I think this is a reasonable extension.

Question: does CommonMark support conditional inclusion of code blocks?
It would be nice to put things such as the Lucy tutorial into core, but
providing host-specific code samples poses a challenge.

Marvin Humphrey

Re: [lucy-dev] Markdown for documentation (redux)

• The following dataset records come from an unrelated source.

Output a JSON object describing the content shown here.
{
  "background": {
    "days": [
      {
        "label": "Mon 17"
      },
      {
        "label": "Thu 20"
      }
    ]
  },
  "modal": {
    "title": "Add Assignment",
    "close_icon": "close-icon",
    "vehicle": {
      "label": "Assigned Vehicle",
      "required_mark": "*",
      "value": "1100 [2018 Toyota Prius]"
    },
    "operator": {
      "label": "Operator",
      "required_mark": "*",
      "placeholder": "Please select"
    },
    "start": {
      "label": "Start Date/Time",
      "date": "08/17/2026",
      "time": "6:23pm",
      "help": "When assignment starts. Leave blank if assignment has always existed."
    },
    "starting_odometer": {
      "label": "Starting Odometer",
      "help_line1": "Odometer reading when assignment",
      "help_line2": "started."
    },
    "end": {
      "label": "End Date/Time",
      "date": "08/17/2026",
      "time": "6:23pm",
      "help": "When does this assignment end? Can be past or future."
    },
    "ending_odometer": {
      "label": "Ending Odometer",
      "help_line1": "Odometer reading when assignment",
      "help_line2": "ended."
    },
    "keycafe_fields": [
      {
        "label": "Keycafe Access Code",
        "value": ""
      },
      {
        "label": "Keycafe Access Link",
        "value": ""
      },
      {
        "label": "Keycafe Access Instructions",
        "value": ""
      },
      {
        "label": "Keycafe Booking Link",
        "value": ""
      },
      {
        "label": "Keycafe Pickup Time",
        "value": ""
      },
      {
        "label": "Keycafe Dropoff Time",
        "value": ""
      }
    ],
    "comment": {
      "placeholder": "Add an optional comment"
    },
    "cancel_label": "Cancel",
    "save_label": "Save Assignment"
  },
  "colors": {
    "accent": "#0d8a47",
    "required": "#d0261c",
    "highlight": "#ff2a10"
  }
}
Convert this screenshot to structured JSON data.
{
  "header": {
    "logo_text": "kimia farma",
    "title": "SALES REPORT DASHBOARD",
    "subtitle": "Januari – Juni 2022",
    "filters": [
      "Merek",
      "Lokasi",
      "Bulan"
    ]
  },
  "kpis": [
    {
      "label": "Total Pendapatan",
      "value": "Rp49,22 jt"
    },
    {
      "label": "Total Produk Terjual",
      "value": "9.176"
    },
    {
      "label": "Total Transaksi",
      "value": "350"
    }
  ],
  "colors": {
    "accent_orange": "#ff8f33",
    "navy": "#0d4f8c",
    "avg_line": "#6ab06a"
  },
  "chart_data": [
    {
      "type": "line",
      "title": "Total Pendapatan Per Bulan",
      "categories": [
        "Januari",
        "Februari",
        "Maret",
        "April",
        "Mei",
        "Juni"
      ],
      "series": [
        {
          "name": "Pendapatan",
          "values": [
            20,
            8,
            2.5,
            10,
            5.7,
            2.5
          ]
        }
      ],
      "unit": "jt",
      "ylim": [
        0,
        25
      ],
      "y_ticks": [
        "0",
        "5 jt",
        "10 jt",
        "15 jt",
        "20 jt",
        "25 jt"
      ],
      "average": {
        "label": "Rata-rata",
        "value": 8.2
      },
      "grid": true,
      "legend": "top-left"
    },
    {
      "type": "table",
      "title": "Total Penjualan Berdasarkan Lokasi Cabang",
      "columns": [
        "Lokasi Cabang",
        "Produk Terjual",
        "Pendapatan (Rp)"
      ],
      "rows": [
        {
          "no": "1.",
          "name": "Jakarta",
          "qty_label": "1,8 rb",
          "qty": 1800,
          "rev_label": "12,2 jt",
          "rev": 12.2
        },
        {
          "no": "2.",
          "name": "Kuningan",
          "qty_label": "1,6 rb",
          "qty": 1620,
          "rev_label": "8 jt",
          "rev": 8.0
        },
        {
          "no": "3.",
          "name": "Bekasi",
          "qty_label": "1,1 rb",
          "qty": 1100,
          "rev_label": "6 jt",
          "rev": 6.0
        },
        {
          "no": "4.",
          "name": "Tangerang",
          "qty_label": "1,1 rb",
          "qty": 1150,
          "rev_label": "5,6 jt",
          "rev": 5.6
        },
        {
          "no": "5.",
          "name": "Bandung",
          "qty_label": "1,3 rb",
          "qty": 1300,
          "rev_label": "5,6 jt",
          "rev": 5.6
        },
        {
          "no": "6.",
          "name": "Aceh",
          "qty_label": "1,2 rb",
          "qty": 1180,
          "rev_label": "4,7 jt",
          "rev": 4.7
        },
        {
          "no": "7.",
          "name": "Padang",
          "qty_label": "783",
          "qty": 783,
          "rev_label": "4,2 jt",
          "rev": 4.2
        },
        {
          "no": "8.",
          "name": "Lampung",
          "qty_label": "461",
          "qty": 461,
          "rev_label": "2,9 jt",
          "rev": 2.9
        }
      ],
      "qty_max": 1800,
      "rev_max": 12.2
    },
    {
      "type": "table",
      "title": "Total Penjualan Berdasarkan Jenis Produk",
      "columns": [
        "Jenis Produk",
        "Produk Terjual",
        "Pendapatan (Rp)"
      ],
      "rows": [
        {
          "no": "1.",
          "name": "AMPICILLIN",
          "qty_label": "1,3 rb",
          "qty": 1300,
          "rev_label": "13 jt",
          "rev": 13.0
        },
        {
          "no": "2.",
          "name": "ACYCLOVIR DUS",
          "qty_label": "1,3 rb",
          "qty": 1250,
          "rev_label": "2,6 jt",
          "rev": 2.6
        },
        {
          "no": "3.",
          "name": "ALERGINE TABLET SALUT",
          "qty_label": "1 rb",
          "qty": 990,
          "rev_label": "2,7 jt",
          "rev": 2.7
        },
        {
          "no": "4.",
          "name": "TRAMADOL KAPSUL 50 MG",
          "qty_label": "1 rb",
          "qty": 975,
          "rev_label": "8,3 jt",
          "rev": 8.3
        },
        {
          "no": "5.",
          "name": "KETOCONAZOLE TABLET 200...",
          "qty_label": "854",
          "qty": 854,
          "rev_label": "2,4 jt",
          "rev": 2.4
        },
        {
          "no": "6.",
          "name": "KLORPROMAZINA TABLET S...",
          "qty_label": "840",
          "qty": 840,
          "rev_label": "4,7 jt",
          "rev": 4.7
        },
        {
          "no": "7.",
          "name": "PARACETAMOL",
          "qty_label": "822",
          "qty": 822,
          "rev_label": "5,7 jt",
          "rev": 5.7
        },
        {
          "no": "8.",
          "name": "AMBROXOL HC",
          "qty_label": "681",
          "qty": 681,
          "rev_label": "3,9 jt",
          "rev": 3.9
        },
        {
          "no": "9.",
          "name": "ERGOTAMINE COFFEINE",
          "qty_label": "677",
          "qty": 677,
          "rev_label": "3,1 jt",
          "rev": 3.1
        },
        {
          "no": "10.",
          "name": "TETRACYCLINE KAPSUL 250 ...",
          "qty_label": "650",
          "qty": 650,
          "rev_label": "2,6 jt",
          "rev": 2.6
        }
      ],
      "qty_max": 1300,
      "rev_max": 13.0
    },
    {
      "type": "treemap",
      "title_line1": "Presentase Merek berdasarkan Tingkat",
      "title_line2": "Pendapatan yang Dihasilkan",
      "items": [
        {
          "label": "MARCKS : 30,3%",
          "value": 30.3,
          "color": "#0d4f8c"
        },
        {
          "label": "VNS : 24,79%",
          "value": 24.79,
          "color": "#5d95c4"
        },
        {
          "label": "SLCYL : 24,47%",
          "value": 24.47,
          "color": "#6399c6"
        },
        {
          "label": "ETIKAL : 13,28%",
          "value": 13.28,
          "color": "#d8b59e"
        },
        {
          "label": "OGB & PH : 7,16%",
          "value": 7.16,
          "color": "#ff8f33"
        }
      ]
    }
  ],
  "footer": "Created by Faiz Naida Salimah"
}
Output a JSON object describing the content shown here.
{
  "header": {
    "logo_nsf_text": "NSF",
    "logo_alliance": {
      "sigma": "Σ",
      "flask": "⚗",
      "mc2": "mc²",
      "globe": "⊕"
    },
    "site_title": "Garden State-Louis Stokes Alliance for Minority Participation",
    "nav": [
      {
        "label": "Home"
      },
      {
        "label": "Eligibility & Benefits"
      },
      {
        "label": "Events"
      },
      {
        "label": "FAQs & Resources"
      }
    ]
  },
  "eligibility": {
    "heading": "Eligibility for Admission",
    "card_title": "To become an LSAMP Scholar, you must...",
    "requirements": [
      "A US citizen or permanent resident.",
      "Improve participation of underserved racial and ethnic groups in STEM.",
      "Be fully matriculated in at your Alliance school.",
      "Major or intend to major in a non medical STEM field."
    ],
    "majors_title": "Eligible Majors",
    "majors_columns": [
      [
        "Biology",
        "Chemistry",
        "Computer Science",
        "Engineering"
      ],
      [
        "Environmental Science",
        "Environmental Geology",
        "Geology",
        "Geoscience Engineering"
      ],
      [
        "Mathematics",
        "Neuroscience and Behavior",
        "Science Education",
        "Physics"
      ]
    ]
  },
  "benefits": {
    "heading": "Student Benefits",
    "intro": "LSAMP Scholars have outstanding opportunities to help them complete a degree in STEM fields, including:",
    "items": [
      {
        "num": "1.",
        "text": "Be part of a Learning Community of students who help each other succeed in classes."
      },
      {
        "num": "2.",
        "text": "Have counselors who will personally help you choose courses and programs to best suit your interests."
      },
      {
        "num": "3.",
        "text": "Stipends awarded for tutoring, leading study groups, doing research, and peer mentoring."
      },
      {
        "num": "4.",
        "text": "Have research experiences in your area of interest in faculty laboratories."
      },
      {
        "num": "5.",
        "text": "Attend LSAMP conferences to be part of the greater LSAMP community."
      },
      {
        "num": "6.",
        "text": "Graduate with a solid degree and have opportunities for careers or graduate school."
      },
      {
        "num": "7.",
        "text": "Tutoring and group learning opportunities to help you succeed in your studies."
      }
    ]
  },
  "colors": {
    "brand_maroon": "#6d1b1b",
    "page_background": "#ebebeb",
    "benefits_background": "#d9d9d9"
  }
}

Posted by Nick Wellnhofer <we...@aevum.de>.
On 01/12/2014 07:08, Marvin Humphrey wrote:
> The W3C validator reports a few problems with some of the generated HTML -- it
> might be nice to clean those up.

One thing is a missing <title>. I originally planned to allow custom HTML 
headers and footers for the generated docs but this would require a simple 
templating system to create useful titles. I think I'll defer this feature for 
now.

The other is a missing charset declaration. This raises the question whether 
we want to allow UTF-8 in our docucomments. This isn't a problem for HTML and 
POD. For man pages, UTF-8 support is system-dependent. My guess is that most 
modern systems support UTF-8. If this turns out to be a problem, we can also 
escape non-ASCII characters.

> To be honest, I'm not thrilled with what we're putting out there as the public
> API for either Clownfish or Lucy -- there are a number of things marked
> "public" which really shouldn't be.  The subset of the API published in the
> Perl docs is what I would consider canonical.

I only uploaded the HTML documentation for review. I also have no plans to 
publish C API documentation for Lucy. But I really want to get started with 
defining and publishing the Clownfish C API.

> Question: does CommonMark support conditional inclusion of code blocks?
> It would be nice to put things such as the Lucy tutorial into core, but
> providing host-specific code samples poses a challenge.

CommonMark supports the "fenced" code blocks of GitHub Flavored Markdown that 
allow to add an "info string":

     ```ruby
     require 'redcarpet'
     markdown = Redcarpet.new("Hello World!")
     puts markdown.to_html
     ```

It also allows to use tildes to be used instead of backticks:

     http://spec.commonmark.org/0.12/#fenced-code-blocks

The HTML renderer uses the first word of the info string to add a class like 
"language-ruby". The info string is also available in the parsed syntax tree, 
so it's easy to remove the code blocks we're not interested in.